Die ersten Fotoapparate nach der Herstellung des ersten dauerhaften Fotos von Nicephore Nièpce (1822) und Louis Jacques Mandé Daguerre (1837) waren riesige, kaum transportable Ungetüme. 1888 jedoch entwickelte George Eastman für Kodak die erste kleine Boxkamera, ein unkompliziertes, transportables Handwerkzeug, dessen sich rasch viele Künstler bedienten. Obwohl Toulouse-Lautrec nie eine eigene Kamera besessen hatte, machte er sich die Möglichkeiten der neuen Technik mit Begeisterung zunutze. Er selbst rühmte gegenüber Freunden die fotografischen Bilder sogar mit der Behauptung, „sie würden auch die bedeutendsten Gemälde an Gehalt und Wahrhaftigkeit übertreffen.“
Bestärkt und mittels derer Fotoaufnahmen unterstützt wurde er dabei vor allem von drei befreundeten Foto-Aficionados: dem Berufsfotografen Paul Sescau, dem Malerkollegen François Gauzi sowie dem jungen Lebemann Maurice Guilbert. Auch fotografische Studien von Bewegungsabläufen, wie sie wegweisend Eadweard Muybridge entwickelte, verhalfen dem Maler zu ungewöhnlich realistischer Darstellung schneller Bewegungen. Ein ganzer Saal ist denn auch Bildern aus dem Sportsbereich gewidmet: Reiten, Auto- und Radrennen, Segeln und Schwimmen. Dort findet sich auch Muybridge’s berühmte Fotofolge „The Horse in Motion“.
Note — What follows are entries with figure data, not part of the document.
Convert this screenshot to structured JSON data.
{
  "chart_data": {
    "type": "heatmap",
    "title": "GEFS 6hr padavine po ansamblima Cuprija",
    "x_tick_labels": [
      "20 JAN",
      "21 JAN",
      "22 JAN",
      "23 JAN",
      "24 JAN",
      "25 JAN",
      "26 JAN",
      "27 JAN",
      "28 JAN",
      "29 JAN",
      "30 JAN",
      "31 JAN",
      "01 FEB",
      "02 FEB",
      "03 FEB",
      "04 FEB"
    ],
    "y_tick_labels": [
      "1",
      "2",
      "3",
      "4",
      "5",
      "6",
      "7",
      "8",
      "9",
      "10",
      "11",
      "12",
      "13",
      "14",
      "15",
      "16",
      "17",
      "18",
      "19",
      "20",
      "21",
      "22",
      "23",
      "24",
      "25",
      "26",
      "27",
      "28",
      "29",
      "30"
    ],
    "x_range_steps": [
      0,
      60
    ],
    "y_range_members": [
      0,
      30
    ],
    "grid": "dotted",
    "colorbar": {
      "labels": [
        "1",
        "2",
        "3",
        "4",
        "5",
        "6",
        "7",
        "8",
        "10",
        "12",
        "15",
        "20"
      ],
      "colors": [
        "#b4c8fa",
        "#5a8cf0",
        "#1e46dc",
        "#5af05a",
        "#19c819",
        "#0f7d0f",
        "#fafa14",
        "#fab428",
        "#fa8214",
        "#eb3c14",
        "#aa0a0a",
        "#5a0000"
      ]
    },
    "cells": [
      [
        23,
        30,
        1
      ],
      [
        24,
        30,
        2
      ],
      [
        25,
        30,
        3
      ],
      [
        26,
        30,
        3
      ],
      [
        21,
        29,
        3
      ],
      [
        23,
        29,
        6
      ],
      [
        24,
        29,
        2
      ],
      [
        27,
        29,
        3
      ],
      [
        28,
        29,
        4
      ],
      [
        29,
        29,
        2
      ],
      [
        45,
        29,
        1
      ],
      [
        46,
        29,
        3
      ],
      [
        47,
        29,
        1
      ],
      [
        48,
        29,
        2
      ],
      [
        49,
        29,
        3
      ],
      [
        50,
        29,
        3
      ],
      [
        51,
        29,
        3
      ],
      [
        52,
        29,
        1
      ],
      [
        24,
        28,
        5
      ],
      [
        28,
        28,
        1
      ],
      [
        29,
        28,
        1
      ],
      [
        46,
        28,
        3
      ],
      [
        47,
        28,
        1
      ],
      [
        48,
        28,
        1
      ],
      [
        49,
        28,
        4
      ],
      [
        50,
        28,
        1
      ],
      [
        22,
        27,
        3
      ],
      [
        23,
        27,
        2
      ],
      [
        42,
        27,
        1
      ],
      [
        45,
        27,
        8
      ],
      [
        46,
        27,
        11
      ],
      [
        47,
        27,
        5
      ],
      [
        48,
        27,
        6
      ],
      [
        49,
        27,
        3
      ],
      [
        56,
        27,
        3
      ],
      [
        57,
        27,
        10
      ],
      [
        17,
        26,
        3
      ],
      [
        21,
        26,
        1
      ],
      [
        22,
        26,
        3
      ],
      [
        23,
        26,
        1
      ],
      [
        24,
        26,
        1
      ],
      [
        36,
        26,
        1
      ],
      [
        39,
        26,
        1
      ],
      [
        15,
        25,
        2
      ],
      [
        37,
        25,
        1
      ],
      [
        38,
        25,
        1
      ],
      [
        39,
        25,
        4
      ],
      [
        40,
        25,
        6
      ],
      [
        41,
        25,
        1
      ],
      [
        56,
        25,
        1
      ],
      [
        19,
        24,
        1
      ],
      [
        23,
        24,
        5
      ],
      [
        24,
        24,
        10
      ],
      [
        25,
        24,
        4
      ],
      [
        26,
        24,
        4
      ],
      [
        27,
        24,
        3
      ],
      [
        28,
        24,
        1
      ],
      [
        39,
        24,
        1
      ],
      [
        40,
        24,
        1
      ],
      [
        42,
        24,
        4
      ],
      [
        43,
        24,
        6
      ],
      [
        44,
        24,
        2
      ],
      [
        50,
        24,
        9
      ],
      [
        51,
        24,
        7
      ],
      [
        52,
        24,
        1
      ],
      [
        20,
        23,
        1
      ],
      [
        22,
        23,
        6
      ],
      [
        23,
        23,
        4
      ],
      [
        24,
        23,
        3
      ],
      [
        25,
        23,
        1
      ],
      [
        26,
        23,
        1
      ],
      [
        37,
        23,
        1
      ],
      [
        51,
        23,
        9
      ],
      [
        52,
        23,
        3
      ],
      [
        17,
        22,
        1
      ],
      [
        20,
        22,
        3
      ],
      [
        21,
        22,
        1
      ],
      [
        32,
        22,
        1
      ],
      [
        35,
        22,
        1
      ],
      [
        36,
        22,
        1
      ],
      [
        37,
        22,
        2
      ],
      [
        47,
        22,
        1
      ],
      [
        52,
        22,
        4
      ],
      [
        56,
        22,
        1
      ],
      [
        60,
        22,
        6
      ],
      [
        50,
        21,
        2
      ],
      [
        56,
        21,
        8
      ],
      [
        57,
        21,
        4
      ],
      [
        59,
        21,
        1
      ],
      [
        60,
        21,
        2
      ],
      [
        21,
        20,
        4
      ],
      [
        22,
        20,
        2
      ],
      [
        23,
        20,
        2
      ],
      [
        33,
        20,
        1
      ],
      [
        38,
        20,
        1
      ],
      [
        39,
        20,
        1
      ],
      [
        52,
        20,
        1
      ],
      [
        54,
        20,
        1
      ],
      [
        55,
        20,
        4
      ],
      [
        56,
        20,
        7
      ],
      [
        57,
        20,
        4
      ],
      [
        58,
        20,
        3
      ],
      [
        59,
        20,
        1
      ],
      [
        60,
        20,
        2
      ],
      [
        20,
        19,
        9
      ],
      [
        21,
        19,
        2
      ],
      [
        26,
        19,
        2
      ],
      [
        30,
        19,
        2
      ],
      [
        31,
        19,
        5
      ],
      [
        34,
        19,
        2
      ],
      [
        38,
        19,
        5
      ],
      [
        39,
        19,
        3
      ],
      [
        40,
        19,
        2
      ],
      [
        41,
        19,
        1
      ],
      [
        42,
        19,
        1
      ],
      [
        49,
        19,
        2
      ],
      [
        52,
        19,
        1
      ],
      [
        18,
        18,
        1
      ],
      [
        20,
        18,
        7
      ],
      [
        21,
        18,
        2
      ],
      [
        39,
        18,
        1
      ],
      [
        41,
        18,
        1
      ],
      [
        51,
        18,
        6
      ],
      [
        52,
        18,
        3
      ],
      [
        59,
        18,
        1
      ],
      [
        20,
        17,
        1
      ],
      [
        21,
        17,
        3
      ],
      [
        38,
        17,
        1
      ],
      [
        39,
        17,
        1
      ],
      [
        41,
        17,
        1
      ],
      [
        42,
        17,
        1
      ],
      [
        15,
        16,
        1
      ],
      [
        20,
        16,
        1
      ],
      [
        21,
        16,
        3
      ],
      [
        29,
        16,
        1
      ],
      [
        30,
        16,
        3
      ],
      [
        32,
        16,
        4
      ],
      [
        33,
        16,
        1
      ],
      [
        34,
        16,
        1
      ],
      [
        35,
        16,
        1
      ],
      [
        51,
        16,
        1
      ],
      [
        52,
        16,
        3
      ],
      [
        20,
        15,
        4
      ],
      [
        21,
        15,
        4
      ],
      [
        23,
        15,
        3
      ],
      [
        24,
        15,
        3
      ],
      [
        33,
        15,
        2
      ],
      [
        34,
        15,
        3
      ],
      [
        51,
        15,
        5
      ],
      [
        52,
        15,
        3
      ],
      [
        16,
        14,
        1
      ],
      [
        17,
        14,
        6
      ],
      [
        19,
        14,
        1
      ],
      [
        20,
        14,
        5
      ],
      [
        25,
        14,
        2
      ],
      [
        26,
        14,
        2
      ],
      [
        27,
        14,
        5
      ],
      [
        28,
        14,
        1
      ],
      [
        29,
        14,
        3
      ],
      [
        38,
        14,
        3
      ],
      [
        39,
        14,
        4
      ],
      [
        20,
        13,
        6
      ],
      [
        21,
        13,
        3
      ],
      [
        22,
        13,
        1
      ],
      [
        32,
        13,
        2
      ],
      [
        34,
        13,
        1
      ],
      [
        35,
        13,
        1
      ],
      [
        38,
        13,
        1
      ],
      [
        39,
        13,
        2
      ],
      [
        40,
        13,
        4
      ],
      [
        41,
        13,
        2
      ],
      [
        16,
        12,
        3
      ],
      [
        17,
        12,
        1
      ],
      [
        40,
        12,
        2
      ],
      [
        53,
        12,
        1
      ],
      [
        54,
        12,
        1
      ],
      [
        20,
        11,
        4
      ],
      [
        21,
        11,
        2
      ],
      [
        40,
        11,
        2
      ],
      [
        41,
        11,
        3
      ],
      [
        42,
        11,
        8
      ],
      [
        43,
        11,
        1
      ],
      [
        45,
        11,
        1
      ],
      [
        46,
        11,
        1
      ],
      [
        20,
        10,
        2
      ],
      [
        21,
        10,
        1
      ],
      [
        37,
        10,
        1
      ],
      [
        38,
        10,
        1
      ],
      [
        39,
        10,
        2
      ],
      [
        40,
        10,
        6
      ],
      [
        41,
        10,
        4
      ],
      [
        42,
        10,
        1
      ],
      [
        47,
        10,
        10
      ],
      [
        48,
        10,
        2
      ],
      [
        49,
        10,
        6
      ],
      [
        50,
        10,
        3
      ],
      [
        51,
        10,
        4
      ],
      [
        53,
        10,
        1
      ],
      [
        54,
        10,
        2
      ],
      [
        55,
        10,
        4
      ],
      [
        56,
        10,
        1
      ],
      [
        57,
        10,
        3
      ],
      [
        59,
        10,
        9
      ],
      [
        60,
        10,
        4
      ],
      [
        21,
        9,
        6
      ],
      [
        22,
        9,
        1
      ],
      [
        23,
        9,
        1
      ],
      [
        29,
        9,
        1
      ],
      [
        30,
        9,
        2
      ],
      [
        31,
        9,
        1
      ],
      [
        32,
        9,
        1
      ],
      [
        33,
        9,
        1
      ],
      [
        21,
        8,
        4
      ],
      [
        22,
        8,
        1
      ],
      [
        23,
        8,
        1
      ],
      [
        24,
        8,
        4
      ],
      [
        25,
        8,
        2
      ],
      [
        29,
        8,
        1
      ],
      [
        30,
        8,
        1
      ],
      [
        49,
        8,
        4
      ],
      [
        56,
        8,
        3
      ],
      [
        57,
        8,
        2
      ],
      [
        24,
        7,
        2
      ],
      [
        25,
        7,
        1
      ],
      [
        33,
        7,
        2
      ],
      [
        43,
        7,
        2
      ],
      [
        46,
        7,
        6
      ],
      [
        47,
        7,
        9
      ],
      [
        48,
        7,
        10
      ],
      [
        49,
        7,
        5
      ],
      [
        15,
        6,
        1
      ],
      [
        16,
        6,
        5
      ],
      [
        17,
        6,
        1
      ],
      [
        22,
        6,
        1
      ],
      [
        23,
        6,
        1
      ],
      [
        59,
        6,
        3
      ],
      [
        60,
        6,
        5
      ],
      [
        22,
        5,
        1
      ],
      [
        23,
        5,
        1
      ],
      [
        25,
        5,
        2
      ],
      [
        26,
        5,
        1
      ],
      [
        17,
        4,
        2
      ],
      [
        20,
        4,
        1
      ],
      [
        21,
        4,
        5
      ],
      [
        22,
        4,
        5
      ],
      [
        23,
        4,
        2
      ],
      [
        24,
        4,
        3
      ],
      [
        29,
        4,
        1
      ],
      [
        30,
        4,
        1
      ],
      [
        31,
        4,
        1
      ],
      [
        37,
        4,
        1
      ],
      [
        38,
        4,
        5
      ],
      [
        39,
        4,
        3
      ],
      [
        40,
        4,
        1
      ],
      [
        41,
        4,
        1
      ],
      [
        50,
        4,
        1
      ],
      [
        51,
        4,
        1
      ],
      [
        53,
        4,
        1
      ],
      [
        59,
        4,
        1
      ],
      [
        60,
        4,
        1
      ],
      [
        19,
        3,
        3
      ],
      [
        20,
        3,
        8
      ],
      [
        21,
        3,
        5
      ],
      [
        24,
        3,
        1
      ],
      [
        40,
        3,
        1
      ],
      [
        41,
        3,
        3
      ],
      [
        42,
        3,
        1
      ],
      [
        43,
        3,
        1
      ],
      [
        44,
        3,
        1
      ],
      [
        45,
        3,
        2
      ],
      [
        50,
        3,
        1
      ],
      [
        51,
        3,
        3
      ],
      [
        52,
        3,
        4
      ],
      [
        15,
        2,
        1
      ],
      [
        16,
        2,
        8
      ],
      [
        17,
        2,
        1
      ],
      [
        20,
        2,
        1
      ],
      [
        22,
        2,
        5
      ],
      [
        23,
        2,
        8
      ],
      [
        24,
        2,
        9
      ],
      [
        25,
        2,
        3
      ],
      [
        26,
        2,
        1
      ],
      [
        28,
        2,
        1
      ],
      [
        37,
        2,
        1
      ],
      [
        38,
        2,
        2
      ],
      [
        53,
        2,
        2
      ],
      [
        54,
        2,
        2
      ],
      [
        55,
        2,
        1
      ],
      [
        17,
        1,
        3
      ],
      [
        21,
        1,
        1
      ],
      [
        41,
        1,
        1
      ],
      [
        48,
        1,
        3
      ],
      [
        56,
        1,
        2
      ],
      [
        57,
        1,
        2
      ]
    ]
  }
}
Porträts nach Fotovorlagen
Die Fotografie hat Toulouse-Lautrec aber nicht nur in der perspektivischen Darstellung beeinflusst. Viele seiner Porträts sind nachweislich nach Fotos gemalt, Fotos, welche er meist bewusst bei „seinen“ Fotografen bestellt hatte, um die Porträts im Atelier in Ruhe im Atelier vollenden zu können. Wie Rudolf Koella an der Medienkonferenz ausführte, verlief die Suche nach den zugehörigen Fotografien teilweise äusserst mühsam und öfters leider auch erfolglos. Koella vermutet, dass sowohl die Besitzer der Bilder als auch die Erben, ja, sogar das Lautrec-Museum in Albi die Fotovorlagen nach Lautrecs Tod bewusst verschwinden liessen, um den Wert der Originale nicht herabzusetzen. Eine Vermutung, die nicht abwegig erscheint. Aber zum Glück wurde das Ausstellungsteam um Koella noch genügend oft fündig, um den Zusammenhang zwischen fotografischem und künstlerischem Abbild deutlich erkennen zu lassen. Die Besucherinnen und Besucher sind in dieser faszinierenden Ausstellung also auch zu einer Art detektivischer Spurensuche aufgefordert, welche durchaus Vergnügen bereitet.
Thematisch gegliederte Ausstellung
Ein durchdachter und unkomplizierter Saalablauf führt die Besucher durch das umfangreiche, 270 Exponate zählende Ausstellungsgut auf zwei Stockwerken des Berner Kunstmuseums. Die Säle sind thematisch gegliedert, auch farblich auf den Inhalt abgestimmt und mit informativen Kurztexten (d/f) versehen. Der ausführliche, reich bebilderte Katalog ist dem Ausstellungsaufbau folgend geordnet, sodass einem während des Rundganges das mühsame Blättern bei der Suche nach bestimmten Bild-Informationen endlich mal erspart bleibt.
Da an dieser Stelle unmöglich auf die Fülle der gezeigten Exponate (darunter auch einer der frühesten Filme überhaupt) eingegangen werden kann, hier zur Veranschaulichung die Titel der Saal- und Katalogabfolge:
Lautrecs Familie und ihre feudalen Wohnsitze / Lautrecs Ausbildung in Paris / Lautrec als Verkleidungskünstler /Lautrecs Atelier und seine Lieblingsmodelle/
Vorhang auf im Theater / Der illustre Kreis um die schöne Misia /
Das Sporting Life des Fin de Siècle / Das Nachtleben in den Amüsierlokalen des Montmartre / Manege frei für die Artisten / Das intime Leben im Bordell.
Die Ausstellung läuft bis 13. Dezember 2015 und wird von einem breiten Rahmenprogramm begleitet.